Pada 23 Februari 2026, Kementerian UMKM Korea Selatan dan Administrasi Program Akuisisi Pertahanan Korea Selatan (DAPA) mengumumkan bahwa mereka telah membuat sebuah rencana untuk membina pembuatan 100 perusahaan startup pertahanan pada tahun 2030. Pembinaan ini dilakukan untuk memperkuat pertumbuhan industri pertahanan Korea Selatan serta mempermudah adopsi teknologi canggih. Dalam rencana ini, pemerintah Korea Selatan akan memberikan peluang bagi perusahaan startup untuk untuk bekerja sama dengan Militer Korea Selatan dan kontraktor pertahanan guna mengurangi hambatan masuk ke dalam pasar. Selain itu, rencana ini juga akan mendukung riset dan pengembangan (R&D) yang dilakukan oleh perusahaan startup sehingga mereka dapat mengikuti proses tender secara adil dan kompetitif. Untuk mengawasi perkembangan kebijakan ini, Kementerian UMKM dan DAPA Korea Selatan akan membentuk sebuah komite antar kementerian untuk memantau implementasi dan melakukan penyesuaian.
Menanggapi hal tersebut, Menteri UMKM Korea Selatan Han Sung-sook menyatakan bahwa pemerintah berkomitmen untuk mengubah ekosistem industri pertahanan menjadi lebih kompetitif dan inklusif dengan meningkatkan peran dari perusahaan startups. Menteri Han menambahkan saat ini industri pertahanan dipandang bukan hanya sebagai pilar keamanan nasional tapi juga sebagai salah satu penggerak ekonomi. Selain itu, Menteri Han juga mendorong agar ekosistem industri pertahanan Korea Selatan dapat mengikuti Amerika Serikat yang mana teknologi yang dikembangkan secara mandiri di sektor sipil dapat juga digunakan oleh militer. Sementara itu Ketua DAPA Korea Selatan Lee Yong-cheol menekankan bahwa integrasi antara perusahaan startup dalam ekosistem pertahanan penting karena hal tersebut dapat memperkokoh posisi Korea Selatan sebagai kekuatan industri pertahanan besar.
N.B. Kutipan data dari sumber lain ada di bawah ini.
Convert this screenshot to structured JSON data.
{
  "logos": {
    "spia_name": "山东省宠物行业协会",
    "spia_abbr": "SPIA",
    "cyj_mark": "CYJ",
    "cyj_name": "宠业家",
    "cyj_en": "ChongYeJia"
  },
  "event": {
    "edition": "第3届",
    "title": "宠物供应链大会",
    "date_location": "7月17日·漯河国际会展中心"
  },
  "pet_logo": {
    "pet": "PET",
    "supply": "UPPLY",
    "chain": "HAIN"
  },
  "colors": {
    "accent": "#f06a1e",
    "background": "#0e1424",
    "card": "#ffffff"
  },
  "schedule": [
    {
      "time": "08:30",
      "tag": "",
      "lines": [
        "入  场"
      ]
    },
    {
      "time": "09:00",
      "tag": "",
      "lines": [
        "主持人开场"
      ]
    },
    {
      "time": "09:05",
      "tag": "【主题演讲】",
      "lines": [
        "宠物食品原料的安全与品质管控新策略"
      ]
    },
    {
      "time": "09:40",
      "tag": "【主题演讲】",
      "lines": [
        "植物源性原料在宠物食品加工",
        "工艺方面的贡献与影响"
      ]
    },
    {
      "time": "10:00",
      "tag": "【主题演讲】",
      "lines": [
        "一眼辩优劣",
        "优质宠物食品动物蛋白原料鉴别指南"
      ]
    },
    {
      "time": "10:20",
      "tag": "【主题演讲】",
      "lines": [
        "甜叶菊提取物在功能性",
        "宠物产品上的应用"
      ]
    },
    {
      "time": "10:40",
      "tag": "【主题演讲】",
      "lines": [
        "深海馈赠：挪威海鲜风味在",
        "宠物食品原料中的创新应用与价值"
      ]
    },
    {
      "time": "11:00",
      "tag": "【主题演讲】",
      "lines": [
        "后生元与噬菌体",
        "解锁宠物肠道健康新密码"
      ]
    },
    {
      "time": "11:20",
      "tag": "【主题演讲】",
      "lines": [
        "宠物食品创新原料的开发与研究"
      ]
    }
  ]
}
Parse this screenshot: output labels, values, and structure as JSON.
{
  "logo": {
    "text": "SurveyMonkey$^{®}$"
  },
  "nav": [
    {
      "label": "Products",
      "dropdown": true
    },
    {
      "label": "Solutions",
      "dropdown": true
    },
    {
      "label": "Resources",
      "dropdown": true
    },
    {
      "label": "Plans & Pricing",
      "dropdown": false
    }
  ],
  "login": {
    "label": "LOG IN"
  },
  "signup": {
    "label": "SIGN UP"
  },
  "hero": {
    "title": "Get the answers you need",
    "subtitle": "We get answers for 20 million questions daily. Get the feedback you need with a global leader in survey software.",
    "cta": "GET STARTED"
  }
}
Kebijakan untuk membina perusahaan startup industri pertahanan merupakan bagian dari agenda Presiden Lee Jae-Myung untuk meningkatkan kemandirian dan menjadikan Korea Selatan sebagai kekuatan industri pertahanan keempat terbesar di dunia. Untuk mencapai hal tersebut, Presiden Lee telah menjanjikan peningkatan anggaran pengembangan teknologi pertahanan dan memperkuat ekosistem industri pertahanan. Selain kedua hal tersebut, Presiden Lee juga menyampaikan komitmen untuk meningkatkan anggaran pertahanan sebesar 8,2% pada tahun 2026.